The big question is whether AI could have a role in evaluation. Could the evaluation of responses against the published criteria ever be fully automated, without any human involvement? As AI technology continues to advance, it is anticipated that AI will be able to support more of the procurement process.


Contracting authorities and utilities are required to run their procurements in compliance with the relevant procurement rules. Those rules require, amongst other things, that authorities treat economic operators equally and without discrimination and that they act in a transparent and proportionate manner.

Before implementing an AI tool in the procurement process, authorities should very carefully consider how they would be able to demonstrate compliance with their obligations and whether by introducing an AI tool into the process there could be a risk of non-compliance with their obligations.

Bidders should be alive to potential risks of using generative AI technology to prepare their responses.
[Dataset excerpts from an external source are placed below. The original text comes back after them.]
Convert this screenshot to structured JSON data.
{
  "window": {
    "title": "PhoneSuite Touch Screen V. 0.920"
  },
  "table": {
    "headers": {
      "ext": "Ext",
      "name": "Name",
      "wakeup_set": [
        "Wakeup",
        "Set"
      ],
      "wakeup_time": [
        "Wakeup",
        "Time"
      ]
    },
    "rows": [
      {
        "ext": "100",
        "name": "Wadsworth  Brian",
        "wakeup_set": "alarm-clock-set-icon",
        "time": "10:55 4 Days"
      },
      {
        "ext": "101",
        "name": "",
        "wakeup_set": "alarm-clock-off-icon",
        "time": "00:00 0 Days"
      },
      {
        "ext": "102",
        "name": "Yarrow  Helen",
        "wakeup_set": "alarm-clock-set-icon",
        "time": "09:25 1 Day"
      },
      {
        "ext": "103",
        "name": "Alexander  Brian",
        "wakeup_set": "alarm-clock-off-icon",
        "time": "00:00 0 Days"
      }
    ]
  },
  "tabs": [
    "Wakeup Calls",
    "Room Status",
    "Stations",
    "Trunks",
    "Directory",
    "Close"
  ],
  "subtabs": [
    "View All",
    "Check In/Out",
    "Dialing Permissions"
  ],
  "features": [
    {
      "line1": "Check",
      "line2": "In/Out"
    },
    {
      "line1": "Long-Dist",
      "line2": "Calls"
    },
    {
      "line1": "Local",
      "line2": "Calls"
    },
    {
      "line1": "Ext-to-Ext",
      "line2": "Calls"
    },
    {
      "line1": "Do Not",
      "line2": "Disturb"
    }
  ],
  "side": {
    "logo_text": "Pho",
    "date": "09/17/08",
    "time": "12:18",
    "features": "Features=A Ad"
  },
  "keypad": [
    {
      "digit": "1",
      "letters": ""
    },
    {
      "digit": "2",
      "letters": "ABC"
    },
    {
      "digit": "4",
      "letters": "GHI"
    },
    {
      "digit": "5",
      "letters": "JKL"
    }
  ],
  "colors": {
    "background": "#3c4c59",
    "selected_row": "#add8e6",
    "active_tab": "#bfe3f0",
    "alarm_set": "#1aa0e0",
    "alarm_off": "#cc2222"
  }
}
At the core of AI technology lies the coding used to develop it, and AI tools are only as sophisticated and comprehensive as the rules built into them. AI tools can have weaknesses in identifying and processing information and may be prone to biases. There have already been well publicised instances of consumer generative AI citing fictitious information, which is a potential risk of a bidder relying on information produced by AI.

Bidders should also carefully consider the authority’s rules for the procurement they are participating in to check whether they would be complying with those rules by using AI in their response. Authorities may start to include specific terms and conditions in their procurement documents covering a bidder’s use of AI.  

The future of AI in public procurement

In terms of the future of AI in public procurement in the UK, the reforms about to be introduced in the form of the Procurement Bill currently before Parliament do not make any reference to the use of AI technology, but it will result in a single digital platform in a move towards digitisation.

When contracting authorities are exploring the idea of using AI in their procurement processes, in addition to compliance with the applicable procurement rules, there are many other considerations they will need to take into account, including, but not limited to, the general public law principles that require them to act fairly and rationally when making decisions. Authorities may need to consider judicial review risk.

Separately, the UK Government has recently closed its consultation on its proposed approach to AI regulation in the UK. This is another area that authorities and bidders will need to keep a close eye on.